Balance hybrid search with a 40% BM25 / 60% vector weight and apply RRF for fusion.
Embed hypothetical documents (HyDE) for abstract queries and fall back on direct embedding if HyDE times out (2–3s).
Retrieve a larger candidate set (e.g., 50) and rerank to a smaller top-k (3–10) for generation.
Choose HNSW for production vector indexes; use IVFFlat for extremely high-volume ingestion.
Track citations and metadata for every retrieved doc to avoid unverifiable answers.

Example use cases

Customer support knowledge base: hybrid search + reranking to return precise, cited answers.
Research assistant: decompose multi-concept queries, HyDE, and parallel retrieval for coverage.
Multimodal search: index images and extracted PDF text with cross-modal embeddings.
Autonomous agent: agentic RAG that grades documents, routes queries, and falls back to web search.
Enterprise search on Postgres: PGVector schema with HNSW and tsvector boosts for hybrid SQL queries.

FAQ

What embedding models and chunk size should I use?

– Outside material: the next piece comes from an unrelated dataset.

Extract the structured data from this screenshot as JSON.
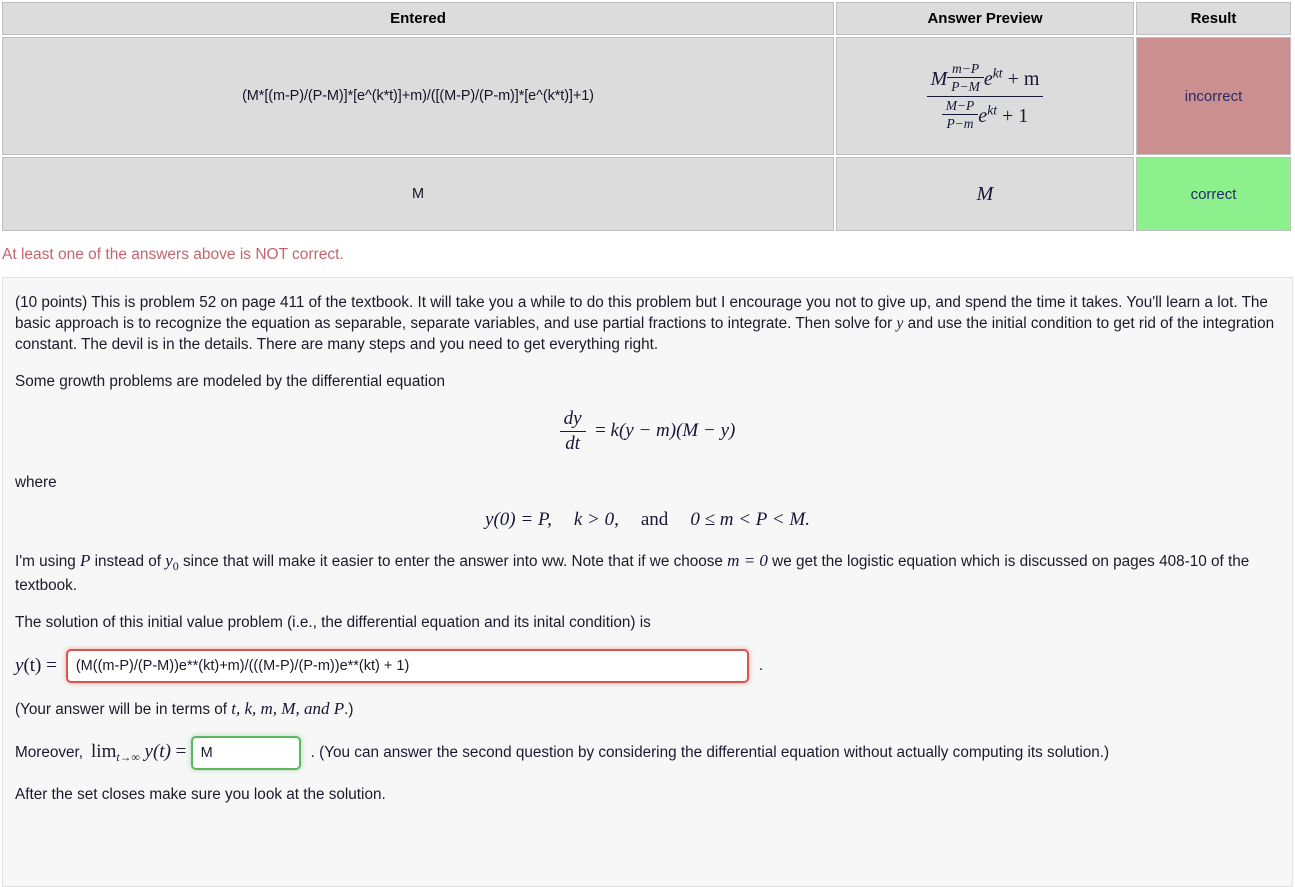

Use text-embedding-3-small for general experimentation and voyage-3 for production. Aim for 256–1024 token chunks, with 512 tokens as a practical default.

How do I reduce hallucinations in generated answers?

Limit temperature (0.1–0.3), prepend only vetted context, retrieve more candidates and rerank to the top few, and always surface inline citations tied to metadata.